Yash Raj Films archives its rich content in a digital format
May 31, 2013 11:16:42 AM IST By Enkayaar, Glamsham Editorial
How many of the production houses in the countryside have taken steps to archive the rich content that they have for future research and reference? It indeed is a question that could meet with a pregnant pause, as it has been the biggest lament for the film industry when it is celebrating its hundredth year to be able to reach out to the significant mileposts of Hindi cinema. Quite a lot of them have been lost to the time as we; by our nature do not seem to have a sense of preserving the material for archives and future reference.
But things may start to change with the initiative that Yash Raj Films has taken in the hundredth year of cinema, for which indeed Yash Chopra would be very proud and blessing his team from the heavens. Yash Raj films have entered into an agreement with Dell Computers whereby all of the content that has been produced by it has been catalogued in a digital format. The objective behind converting the rich data into digitized format is to ensure that when one wants to have a specific part of the content one can leverage technology to have access to it. Dell has a proprietary archival solution which Yash Raj Films has used which would facilitate instant access to its entire film content in various digital formats. The single storage solution that Dell has put in place facilitates improved protection, scalability and responsiveness, and this has been the primary reason why YRF Films chose Dell. Now the growing archives of Yash Raj Films can be made available to them at the touch of a finger.
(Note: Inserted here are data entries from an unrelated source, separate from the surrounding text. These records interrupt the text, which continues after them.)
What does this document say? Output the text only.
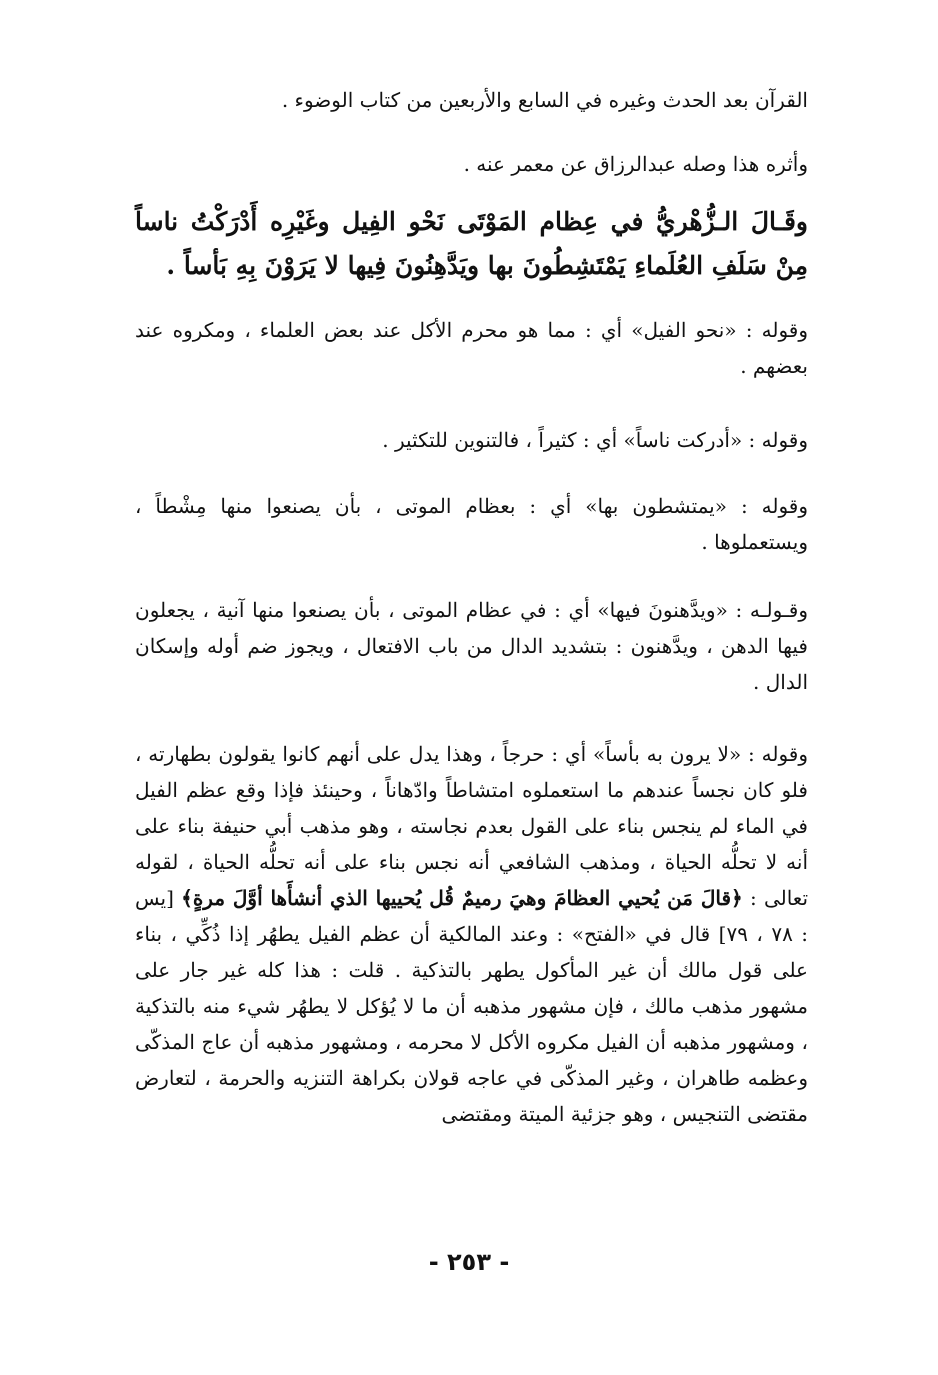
القرآن بعد الحدث وغيره في السابع والأربعين من كتاب الوضوء .

وأثره هذا وصله عبدالرزاق عن معمر عنه .

وقَـالَ الـزُّهْريُّ في عِظام المَوْتَى نَحْو الفِيل وغَيْرِه أَدْرَكْتُ ناساً مِنْ سَلَفِ العُلَماءِ يَمْتَشِطُونَ بها ويَدَّهِنُونَ فِيها لا يَرَوْنَ بِهِ بَأساً .

وقوله : «نحو الفيل» أي : مما هو محرم الأكل عند بعض العلماء ، ومكروه عند بعضهم .

وقوله : «أدركت ناساً» أي : كثيراً ، فالتنوين للتكثير .

وقوله : «يمتشطون بها» أي : بعظام الموتى ، بأن يصنعوا منها مِشْطاً ، ويستعملوها .

وقـولـه : «ويدَّهنونَ فيها» أي : في عظام الموتى ، بأن يصنعوا منها آنية ، يجعلون فيها الدهن ، ويدَّهنون : بتشديد الدال من باب الافتعال ، ويجوز ضم أوله وإسكان الدال .

وقوله : «لا يرون به بأساً» أي : حرجاً ، وهذا يدل على أنهم كانوا يقولون بطهارته ، فلو كان نجساً عندهم ما استعملوه امتشاطاً وادّهاناً ، وحينئذ فإذا وقع عظم الفيل في الماء لم ينجس بناء على القول بعدم نجاسته ، وهو مذهب أبي حنيفة بناء على أنه لا تحلُّه الحياة ، ومذهب الشافعي أنه نجس بناء على أنه تحلُّه الحياة ، لقوله تعالى : ﴿قالَ مَن يُحيي العظامَ وهيَ رميمٌ قُل يُحييها الذي أنشأَها أوَّلَ مرةٍ﴾ [يس : ٧٨ ، ٧٩] قال في «الفتح» : وعند المالكية أن عظم الفيل يطهُر إذا ذُكِّي ، بناء على قول مالك أن غير المأكول يطهر بالتذكية . قلت : هذا كله غير جار على مشهور مذهب مالك ، فإن مشهور مذهبه أن ما لا يُؤكل لا يطهُر شيء منه بالتذكية ، ومشهور مذهبه أن الفيل مكروه الأكل لا محرمه ، ومشهور مذهبه أن عاج المذكّى وعظمه طاهران ، وغير المذكّى في عاجه قولان بكراهة التنزيه والحرمة ، لتعارض مقتضى التنجيس ، وهو جزئية الميتة ومقتضى

- ٢٥٣ -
It is a monumental step forward in the 100th year of cinema as now the awareness seems to be building up that we need to preserve our heritage and culture. Cinema indeed is a reflection of the culture, society and its prevailing ethos. Now that Yash Raj films have taken this step, one hopes that the National Film Development Corporation, which is the biggest repository of archival material for Indian cinema would also come forward and bring into service technological innovations so that for the future researchers archival material is available in a seamless manner for study. Now that cinema is forming an integral part of academic studies it is the tools of technology that would provide facilitating device to access specific content through various algorithmic combinations. One only hopes that other production houses of the country would also join in to preserve the rich cultural history of our country that may be dumped in some box somewhere. It needs to be brought out restored and provided longevity so that future generations could document the growth of cinema.